Ecrit par Julien Delarue – le lundi 24 novembre 2025 à 07H32
Michel Lapeyre, directeur de la zone Afrique, Maghreb et Océan Indien du Groupe Bernard Hayot

À la tête de la zone Afrique, Maghreb et Océan Indien du Groupe Bernard Hayot, Michel Lapeyre défend une vision d’entreprise enracinée, investie dans la formation des jeunes et dans la production locale. Face aux critiques sur la vie chère ou la concentration du secteur, il plaide pour "regarder les faits" et replacer le débat dans son contexte économique. Entretien.

Le rendez-vous avait lieu à La Réunion, dans le prolongement d’une matinée dédiée au partenariat entre GBH et l’IAE autour de la licence DistriSup. Un dispositif qui, selon Michel Lapeyre, “s’inscrit dans les axes RSE du groupe : la formation et l’insertion des jeunes”. Le directeur rappelle que GBH agit à plusieurs niveaux, notamment en amont avec les lycéens : “Le lycée Bellepierre, on y travaille depuis 2004. En vingt et un ans, 800 lycéens sont passés par ce dispositif. C’est extraordinaire, les résultats sont extrêmement probants.” Pour lui, tout part d’un principe simple : “Un pays jeune doit avoir une jeunesse bien formée.

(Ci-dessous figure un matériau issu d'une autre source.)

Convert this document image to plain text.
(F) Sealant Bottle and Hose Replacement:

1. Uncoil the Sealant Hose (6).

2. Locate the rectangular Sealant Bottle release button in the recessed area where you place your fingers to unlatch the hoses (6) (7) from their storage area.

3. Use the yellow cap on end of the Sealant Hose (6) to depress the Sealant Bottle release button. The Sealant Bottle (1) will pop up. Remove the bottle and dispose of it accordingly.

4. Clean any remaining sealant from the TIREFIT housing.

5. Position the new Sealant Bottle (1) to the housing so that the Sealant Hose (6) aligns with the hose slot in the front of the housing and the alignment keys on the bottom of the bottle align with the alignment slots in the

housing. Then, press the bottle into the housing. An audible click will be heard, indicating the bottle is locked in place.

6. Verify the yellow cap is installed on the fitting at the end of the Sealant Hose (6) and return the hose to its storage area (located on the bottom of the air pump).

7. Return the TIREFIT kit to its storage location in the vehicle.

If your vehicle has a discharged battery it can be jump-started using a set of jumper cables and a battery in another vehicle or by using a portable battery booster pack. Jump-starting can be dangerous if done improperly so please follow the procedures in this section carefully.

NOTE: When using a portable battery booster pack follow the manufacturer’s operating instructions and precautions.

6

Si elle est bien formée, elle va entreprendre, créer des entreprises, développer le pays.”

Promotion interne

L’engagement du groupe se traduit aussi par des parcours d’évolution interne : “La promotion interne concerne 30 à 40 % de nos effectifs.” Michel Lapeyre cite l’un des exemples les plus parlants : “Le directeur de Décathlon Sainte-Suzanne était vendeur. Il a fait tout un programme de formation chez nous.” Cette dynamique interne, dit-il, est la principale raison de la croissance du groupe : “Si on est passés de trois employés en 1984 à 4.300 aujourd’hui à La Réunion, ce n’est pas à cause de l’argent. C’est parce qu’on avait des équipes capables de soutenir ce développement.”

Concernant la reprise de Vindémia en 2019, souvent citée dans les débats sur la concentration du secteur, Michel Lapeyre assume pleinement : “On a repris une entreprise en très mauvaise posture. On a perdu des dizaines et des dizaines de millions.” GBH revendique un investissement massif en plus du prix du rachat (219 millions d'euros autorisée en 2020 par l'Autorité de la concurrence, NDLR) : “On a investi plus de 30 millions d’euros, formé le personnel, et on a baissé les prix.” Il conteste au passage l’idée d’un marché verrouillé : “À l’Ouest, avant, c’était Jumbo et Leclerc. Aujourd’hui, il y a Carrefour, Leclerc, Super U, Run Market. À la fin, ça fait de la concurrence.”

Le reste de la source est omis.